Anti-capitalist methods can actually work well within our capitalist society, even beyond championing workers’ rights through ensuring stable wages, paid time off, health care, or shared ownership opportunities. American bars and restaurants will need to look at sustainability and minimizing harm not just to people, but to the environment. Ambitious bar programs that are eliminating plastics — eco-friendly paper, metal, bamboo, and even hay straws have become standard — tackling water usage, and targeting waste by focusing on the creative use of what most might toss out have a real chance to lead the way as well.

“I’m hopeful, but I also am disappointed in the industry,” says Watanabe. “I feel like we’ve had a year where we could have addressed some really deep problematic systemic problems in this industry.” Businesses must look frankly once again at where they are lacking in response to the racism, sexism, and ableism that has pervaded hospitality since its early beginnings in this country. If capitalism benefits from white supremacy, then now is the time to challenge them both. “Ultimately, it’s not just about hospitality,” Watanabe says. “This is happening all over the place, and there’s a lot of reckonings happening. It’s really about changing the way we do business to be more conscious, to be more people-centered, to be more thoughtful.”

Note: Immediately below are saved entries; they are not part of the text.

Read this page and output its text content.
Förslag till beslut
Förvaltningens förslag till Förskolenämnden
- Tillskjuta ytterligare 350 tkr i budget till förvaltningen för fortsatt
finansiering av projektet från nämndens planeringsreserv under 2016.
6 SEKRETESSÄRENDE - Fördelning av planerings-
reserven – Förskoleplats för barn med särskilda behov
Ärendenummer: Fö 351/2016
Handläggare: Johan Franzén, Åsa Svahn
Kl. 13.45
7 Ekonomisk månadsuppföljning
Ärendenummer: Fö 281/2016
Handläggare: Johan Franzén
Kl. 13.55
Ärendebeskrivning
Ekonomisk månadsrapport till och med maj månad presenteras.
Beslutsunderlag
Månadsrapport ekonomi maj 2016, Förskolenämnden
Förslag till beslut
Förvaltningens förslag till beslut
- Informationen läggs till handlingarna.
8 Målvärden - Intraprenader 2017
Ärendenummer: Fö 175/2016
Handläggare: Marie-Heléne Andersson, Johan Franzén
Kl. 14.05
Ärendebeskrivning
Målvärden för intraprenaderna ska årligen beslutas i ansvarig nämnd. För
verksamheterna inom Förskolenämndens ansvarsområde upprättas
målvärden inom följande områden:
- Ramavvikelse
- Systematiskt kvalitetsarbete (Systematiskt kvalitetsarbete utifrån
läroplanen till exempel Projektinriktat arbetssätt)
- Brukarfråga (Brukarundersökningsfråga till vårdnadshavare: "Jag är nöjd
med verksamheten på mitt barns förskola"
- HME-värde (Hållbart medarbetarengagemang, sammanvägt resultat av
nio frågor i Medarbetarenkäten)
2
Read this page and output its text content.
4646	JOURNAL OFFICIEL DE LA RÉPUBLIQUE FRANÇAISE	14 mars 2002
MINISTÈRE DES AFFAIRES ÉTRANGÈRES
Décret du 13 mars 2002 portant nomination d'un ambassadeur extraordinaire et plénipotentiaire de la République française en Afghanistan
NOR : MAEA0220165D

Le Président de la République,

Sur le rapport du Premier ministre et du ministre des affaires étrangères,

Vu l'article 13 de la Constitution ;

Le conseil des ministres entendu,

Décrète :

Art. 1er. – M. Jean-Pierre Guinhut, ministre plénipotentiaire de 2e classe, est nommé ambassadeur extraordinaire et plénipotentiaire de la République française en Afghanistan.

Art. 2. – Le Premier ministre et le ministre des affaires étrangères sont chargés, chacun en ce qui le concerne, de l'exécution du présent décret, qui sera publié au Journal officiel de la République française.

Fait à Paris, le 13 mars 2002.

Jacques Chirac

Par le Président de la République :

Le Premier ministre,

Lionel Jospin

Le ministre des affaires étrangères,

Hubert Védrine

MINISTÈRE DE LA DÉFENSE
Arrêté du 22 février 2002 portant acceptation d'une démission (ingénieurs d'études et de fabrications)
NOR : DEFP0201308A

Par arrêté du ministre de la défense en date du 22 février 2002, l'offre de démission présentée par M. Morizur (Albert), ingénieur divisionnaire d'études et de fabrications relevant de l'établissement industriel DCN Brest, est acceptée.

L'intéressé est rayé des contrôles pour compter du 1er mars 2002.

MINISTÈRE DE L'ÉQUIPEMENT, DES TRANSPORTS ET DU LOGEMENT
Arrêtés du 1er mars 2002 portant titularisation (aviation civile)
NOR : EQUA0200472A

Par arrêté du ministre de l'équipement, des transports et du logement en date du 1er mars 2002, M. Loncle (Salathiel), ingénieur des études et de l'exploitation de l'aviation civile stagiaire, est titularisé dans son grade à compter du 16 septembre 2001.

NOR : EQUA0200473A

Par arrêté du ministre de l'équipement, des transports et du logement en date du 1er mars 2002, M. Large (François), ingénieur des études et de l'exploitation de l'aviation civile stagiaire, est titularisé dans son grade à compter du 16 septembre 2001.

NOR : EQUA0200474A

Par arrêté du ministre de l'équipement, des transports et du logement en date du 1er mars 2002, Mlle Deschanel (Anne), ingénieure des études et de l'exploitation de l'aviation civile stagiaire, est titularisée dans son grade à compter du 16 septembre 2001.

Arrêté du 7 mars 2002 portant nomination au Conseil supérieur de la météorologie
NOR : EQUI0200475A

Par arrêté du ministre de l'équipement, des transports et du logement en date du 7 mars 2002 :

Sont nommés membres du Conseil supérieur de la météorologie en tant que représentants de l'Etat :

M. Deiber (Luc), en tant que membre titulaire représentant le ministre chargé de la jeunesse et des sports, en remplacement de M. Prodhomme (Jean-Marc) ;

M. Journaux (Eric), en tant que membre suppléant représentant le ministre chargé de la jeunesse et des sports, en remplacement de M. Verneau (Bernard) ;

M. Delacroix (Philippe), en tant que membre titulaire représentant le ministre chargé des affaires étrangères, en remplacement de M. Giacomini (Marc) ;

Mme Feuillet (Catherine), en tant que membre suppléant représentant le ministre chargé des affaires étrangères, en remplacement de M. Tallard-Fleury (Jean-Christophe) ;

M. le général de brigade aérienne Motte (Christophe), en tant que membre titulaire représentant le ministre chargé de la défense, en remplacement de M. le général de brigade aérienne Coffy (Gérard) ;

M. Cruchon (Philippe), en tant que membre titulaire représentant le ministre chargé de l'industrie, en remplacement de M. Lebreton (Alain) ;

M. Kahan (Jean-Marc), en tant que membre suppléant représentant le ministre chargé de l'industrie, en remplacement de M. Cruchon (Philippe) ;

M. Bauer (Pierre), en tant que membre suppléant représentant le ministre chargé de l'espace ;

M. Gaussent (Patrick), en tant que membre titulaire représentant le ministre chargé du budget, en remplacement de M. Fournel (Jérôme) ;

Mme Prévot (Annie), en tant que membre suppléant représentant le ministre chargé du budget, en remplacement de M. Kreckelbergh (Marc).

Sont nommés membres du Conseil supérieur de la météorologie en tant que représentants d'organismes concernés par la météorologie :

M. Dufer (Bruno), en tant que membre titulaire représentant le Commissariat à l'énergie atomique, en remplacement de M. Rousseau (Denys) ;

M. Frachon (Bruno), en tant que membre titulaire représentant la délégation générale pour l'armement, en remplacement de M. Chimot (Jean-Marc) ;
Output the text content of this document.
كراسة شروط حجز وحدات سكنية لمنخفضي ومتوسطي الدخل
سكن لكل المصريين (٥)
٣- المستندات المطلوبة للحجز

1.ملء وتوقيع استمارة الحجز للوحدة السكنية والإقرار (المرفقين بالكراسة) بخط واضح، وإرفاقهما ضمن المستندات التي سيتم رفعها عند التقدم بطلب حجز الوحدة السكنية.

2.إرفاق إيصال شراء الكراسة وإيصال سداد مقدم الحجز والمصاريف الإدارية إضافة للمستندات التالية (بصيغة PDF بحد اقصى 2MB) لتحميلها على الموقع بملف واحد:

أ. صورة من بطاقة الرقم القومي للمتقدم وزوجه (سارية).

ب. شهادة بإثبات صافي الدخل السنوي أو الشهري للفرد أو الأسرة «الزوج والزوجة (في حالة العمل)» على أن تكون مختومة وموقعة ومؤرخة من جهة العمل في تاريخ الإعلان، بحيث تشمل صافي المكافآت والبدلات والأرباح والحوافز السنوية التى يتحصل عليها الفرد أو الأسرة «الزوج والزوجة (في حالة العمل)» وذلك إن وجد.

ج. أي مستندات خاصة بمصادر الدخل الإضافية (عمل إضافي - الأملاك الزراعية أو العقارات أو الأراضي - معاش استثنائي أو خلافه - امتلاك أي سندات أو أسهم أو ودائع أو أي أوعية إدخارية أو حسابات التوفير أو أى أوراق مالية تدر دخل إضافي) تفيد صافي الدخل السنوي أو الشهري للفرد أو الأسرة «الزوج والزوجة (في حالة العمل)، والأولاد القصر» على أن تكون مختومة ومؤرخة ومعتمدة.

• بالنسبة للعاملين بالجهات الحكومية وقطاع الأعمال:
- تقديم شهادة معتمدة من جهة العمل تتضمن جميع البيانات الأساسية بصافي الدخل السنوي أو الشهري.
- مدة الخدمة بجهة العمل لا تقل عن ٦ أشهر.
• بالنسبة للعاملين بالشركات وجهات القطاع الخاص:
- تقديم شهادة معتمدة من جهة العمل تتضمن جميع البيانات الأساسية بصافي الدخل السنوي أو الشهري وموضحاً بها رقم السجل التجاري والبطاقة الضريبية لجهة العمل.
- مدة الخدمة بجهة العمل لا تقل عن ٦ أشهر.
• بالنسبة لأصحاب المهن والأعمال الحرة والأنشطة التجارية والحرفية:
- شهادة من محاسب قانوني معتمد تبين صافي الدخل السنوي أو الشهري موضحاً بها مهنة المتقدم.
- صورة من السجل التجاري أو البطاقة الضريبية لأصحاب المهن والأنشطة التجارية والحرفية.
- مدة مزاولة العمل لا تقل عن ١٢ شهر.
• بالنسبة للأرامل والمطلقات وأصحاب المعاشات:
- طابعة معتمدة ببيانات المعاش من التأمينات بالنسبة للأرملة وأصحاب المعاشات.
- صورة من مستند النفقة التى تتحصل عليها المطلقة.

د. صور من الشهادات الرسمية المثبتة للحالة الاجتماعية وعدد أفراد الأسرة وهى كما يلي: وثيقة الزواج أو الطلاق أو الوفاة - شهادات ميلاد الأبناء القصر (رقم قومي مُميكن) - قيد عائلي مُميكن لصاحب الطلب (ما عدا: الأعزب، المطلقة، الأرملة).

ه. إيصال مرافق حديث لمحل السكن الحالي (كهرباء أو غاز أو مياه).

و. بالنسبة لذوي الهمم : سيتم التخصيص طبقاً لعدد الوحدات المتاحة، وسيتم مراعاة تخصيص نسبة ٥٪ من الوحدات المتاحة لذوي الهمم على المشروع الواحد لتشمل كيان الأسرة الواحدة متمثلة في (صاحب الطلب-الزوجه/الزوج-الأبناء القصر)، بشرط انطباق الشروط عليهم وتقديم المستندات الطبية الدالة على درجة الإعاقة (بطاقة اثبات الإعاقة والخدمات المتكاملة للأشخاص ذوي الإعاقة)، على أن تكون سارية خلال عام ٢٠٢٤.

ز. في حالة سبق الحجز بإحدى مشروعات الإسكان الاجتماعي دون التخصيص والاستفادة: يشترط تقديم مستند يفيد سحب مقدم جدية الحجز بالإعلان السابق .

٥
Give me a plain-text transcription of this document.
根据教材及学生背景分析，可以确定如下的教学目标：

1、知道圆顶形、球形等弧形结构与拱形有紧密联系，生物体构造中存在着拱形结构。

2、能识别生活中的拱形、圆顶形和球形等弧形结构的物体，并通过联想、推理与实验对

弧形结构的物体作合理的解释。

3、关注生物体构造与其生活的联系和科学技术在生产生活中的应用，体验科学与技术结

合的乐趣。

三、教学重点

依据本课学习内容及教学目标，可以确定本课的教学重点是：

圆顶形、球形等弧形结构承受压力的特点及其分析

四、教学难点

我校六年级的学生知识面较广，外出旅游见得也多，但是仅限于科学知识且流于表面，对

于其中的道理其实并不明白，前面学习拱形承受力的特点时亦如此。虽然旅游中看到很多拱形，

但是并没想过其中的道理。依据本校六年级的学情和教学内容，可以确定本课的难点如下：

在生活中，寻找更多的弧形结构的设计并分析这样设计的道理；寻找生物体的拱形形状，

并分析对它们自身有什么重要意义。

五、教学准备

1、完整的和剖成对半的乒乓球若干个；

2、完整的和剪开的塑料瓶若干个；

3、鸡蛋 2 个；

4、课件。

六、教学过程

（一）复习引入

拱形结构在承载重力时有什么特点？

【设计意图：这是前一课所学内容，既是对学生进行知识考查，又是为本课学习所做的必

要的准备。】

2020 may have broken us down with its harsh realities, shuttering more than 110,000 bars and restaurants nationwide, but as long as we can keep the momentum of learning and reimagining a better future for this industry — one where it values lives over profits — there is hope. “It’s been a tough year,” says Borgen Abdallah. “I think a lot of it could have been avoided had we done things differently, and I don’t think reverting back to the old way of doing things is the answer.”